If you keep a shrewd and watchful eye on the balconies above the cheap john stores you will now and again catch a little glimpse reminiscent of Pekin. For the Chinese like to hang their balconies with artistic screens, bedeck them with palms, illuminate them with the gay lanterns of their home. Sometimes a woman of complexion of rather accentuated brunette will hang over the rail with a Chinese—or at least a Chinesque—baby in the parti-colored clothing of its paternal ancestors. Or as you stroll along the back or side streets more given over to residences, an open door here and there gives a glimpse of an interior crowded with household goods—and household gods which are babies. Not precisely luring are these views. They suggest rather that the daily efforts of Col. Gorgas to make and keep the city clean might well have extended further behind the front doors of the house. They did to a slight degree, of course, for there was fumigation unlimited in the first days of the great cleaning up, and even now there is persistent sanitary inspection. The Canal Zone authorities relinquished to the Panama local officials the paving and sanitation work of the city, but retained it in Colon, which serves to indicate the estimate put upon the comparative fitness for self government of the people of the two towns.

A COLON WATER CARRIER

Down by the docks, if one likes the savor of spices and the odor of tar, you find the real society of the Seven Seas. Every variety of ship is there, from the stately ocean liner just in from Southampton or Havre to the schooner-rigged cayuca with its crew of San Blas Indians, down from their forbidden country with a cargo of cocoanuts, yams and bananas. A curious craft is the cayuca. Ranging in size from a slender canoe twelve feet long and barely wide enough to hold a man to a considerable craft of eight-foot beam and perhaps 35 to 40 feet on the water line, its many varieties have one thing in common. Each is hewn out of a single log. Shaped to the form of a boat by the universal tool, the machete, and hollowed out partly by burning, partly by chipping, these great logs are transformed into craft that in any hands save those of the Indians bred to their use, would be peremptory invitations to a watery death. But the San Blas men pole them through rapids on the Chagres that would puzzle a guide of our North Woods, or at sea take them out in northers that keep the liner tied to her dock. Some of these boats by the way are hollowed from mahogany logs that on the wharf at New York or Boston would be worth $2,000.

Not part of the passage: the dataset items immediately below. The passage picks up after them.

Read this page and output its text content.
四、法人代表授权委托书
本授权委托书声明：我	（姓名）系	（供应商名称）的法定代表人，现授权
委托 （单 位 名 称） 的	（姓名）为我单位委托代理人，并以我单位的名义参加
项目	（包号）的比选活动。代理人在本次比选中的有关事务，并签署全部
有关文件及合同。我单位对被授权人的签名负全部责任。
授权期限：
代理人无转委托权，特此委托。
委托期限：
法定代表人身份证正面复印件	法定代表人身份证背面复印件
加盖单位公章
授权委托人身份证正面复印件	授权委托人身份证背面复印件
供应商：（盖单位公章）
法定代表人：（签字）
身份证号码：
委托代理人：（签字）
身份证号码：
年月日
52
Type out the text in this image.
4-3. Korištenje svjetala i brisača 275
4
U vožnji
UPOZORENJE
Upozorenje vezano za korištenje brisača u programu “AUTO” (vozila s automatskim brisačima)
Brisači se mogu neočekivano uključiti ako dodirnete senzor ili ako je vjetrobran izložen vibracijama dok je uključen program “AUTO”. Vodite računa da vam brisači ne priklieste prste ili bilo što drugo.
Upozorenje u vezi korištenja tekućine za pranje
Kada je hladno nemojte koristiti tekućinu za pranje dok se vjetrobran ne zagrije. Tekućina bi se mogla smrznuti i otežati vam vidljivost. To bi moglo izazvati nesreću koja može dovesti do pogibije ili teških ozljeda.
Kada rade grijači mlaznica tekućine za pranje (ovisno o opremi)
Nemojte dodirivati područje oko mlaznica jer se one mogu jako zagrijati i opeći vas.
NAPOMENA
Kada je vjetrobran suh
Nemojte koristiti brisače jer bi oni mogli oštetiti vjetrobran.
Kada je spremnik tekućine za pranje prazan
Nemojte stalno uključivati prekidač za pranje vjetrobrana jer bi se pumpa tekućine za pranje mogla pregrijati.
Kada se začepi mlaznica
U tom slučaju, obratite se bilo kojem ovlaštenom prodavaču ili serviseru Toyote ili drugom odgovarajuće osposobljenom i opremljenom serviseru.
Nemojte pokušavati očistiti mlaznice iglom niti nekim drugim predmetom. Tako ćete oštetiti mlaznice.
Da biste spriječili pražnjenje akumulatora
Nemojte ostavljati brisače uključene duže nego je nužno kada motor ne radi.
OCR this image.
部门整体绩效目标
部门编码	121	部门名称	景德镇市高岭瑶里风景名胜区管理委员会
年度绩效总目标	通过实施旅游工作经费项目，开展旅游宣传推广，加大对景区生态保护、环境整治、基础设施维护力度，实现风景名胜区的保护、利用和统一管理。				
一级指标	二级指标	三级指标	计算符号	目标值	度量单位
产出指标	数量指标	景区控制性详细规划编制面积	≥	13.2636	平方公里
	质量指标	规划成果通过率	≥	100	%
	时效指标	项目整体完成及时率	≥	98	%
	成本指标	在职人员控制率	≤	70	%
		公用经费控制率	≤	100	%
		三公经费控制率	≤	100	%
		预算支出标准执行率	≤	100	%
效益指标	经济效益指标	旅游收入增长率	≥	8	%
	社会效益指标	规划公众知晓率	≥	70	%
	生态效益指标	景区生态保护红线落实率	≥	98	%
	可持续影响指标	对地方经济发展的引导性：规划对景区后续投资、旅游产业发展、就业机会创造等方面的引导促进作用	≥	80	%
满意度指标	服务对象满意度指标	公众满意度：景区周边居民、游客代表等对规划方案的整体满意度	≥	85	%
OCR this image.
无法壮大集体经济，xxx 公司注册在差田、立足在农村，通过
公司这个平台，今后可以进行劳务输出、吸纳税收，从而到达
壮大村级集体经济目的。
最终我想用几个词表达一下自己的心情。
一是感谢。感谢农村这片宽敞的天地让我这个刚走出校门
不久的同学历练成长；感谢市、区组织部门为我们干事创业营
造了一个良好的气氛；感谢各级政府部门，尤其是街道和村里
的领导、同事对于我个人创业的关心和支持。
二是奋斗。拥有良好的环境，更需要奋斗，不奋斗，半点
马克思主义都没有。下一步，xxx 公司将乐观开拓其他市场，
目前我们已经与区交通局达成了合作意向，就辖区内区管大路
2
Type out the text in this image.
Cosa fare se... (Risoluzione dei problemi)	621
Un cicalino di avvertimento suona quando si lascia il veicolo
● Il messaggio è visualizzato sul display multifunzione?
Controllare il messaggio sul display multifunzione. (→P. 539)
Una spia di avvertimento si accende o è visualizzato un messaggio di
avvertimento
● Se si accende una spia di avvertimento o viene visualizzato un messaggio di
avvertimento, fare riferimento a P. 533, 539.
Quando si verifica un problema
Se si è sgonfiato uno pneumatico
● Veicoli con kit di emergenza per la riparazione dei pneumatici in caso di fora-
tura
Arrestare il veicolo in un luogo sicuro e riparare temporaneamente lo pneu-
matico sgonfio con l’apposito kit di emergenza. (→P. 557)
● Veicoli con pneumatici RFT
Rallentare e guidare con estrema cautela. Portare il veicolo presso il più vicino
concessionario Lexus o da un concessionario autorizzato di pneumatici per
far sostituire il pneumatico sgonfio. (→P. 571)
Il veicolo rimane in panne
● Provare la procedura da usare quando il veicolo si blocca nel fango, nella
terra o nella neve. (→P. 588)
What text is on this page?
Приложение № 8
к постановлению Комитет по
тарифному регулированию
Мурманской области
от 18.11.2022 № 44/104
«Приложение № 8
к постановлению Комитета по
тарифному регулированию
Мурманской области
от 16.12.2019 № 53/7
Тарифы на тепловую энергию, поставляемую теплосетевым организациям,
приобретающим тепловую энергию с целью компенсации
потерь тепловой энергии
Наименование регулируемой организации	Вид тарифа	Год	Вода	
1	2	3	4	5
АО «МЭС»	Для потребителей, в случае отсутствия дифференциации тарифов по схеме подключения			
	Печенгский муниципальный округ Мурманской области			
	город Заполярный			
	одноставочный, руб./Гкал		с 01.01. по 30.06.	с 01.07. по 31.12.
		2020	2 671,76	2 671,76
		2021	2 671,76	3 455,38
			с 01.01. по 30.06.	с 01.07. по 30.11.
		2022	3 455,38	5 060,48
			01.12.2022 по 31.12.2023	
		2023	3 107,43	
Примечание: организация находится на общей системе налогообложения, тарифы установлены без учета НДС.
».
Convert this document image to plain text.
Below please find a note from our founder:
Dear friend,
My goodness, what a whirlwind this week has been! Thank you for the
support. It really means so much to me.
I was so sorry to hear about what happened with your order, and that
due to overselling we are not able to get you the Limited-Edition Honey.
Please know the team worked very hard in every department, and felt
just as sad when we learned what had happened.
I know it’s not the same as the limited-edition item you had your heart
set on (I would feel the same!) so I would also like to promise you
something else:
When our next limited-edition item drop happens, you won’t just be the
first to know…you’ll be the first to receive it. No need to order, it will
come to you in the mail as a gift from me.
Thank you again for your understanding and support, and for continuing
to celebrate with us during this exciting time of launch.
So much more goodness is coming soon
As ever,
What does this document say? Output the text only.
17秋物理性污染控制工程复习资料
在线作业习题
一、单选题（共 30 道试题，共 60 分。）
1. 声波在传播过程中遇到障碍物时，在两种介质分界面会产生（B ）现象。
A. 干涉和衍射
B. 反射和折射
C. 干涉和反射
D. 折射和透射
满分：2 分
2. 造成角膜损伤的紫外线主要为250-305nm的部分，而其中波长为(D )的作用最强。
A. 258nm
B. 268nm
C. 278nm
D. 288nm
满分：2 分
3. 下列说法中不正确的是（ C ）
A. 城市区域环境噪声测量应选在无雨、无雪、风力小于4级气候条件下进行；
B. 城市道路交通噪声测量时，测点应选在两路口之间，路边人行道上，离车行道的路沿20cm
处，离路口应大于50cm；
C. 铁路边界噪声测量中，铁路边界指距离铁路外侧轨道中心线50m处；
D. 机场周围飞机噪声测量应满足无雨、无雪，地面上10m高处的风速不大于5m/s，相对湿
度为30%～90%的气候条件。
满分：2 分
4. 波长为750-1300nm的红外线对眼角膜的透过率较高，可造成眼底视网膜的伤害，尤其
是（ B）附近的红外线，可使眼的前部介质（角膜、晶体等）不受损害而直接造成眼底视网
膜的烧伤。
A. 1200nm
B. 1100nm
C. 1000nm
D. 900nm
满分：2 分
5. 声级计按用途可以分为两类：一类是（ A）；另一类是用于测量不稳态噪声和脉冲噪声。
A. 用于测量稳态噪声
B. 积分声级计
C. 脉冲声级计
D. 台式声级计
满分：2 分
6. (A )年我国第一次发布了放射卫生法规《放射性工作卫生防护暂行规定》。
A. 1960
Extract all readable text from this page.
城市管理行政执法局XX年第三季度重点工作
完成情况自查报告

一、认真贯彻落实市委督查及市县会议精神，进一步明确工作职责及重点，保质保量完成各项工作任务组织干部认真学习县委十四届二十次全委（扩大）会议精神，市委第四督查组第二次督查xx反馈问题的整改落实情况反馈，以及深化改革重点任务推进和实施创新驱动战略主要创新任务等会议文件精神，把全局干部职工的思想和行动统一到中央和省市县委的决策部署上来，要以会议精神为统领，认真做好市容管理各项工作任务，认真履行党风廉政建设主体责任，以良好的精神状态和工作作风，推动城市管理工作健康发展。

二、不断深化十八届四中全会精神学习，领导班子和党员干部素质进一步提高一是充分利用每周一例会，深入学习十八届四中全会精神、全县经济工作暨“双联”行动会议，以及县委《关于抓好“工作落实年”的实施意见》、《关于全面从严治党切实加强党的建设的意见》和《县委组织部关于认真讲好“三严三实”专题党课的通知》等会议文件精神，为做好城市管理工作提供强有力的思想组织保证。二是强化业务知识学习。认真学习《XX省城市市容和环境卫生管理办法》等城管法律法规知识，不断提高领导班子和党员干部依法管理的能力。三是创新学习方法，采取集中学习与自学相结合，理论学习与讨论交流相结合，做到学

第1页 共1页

AN OPEN SEWER IN A COLON STREET

The history of the Panama Railroad may well be briefly sketched here. For its time it was the most audacious essay in railway building the world had known, for be it known it was begun barely twenty years after the first railroad had been built in the United States and before either railroad engineers or railroad labor had a recognized place in industry. The difficulties to be surmounted were of a sort that no men had grappled with before. Engineers had learned how to cut down hills, tunnel mountains and bridge rivers, but to build a road bed firm enough to support heavy trains in a bottomless swamp; to run a line through a jungle that seemed to grow up again before the transit could follow the axe man; to grapple with a river that had been known to rise forty feet in a day; to eat lunch standing thigh deep in water with friendly alligators looking on from adjacent logs, and to do all this amid the unceasing buzz of venomous insects whose sting, as we learned half a century later, carried the germs of malaria and yellow fever—this was a new draft upon engineering skill and endurance that might well stagger the best. The demand was met. The road was built, but at a heavy cost of life. It used to be said that a life was the price of every tie laid, but this was a picturesque exaggeration. About 6000 men in all died during the construction period.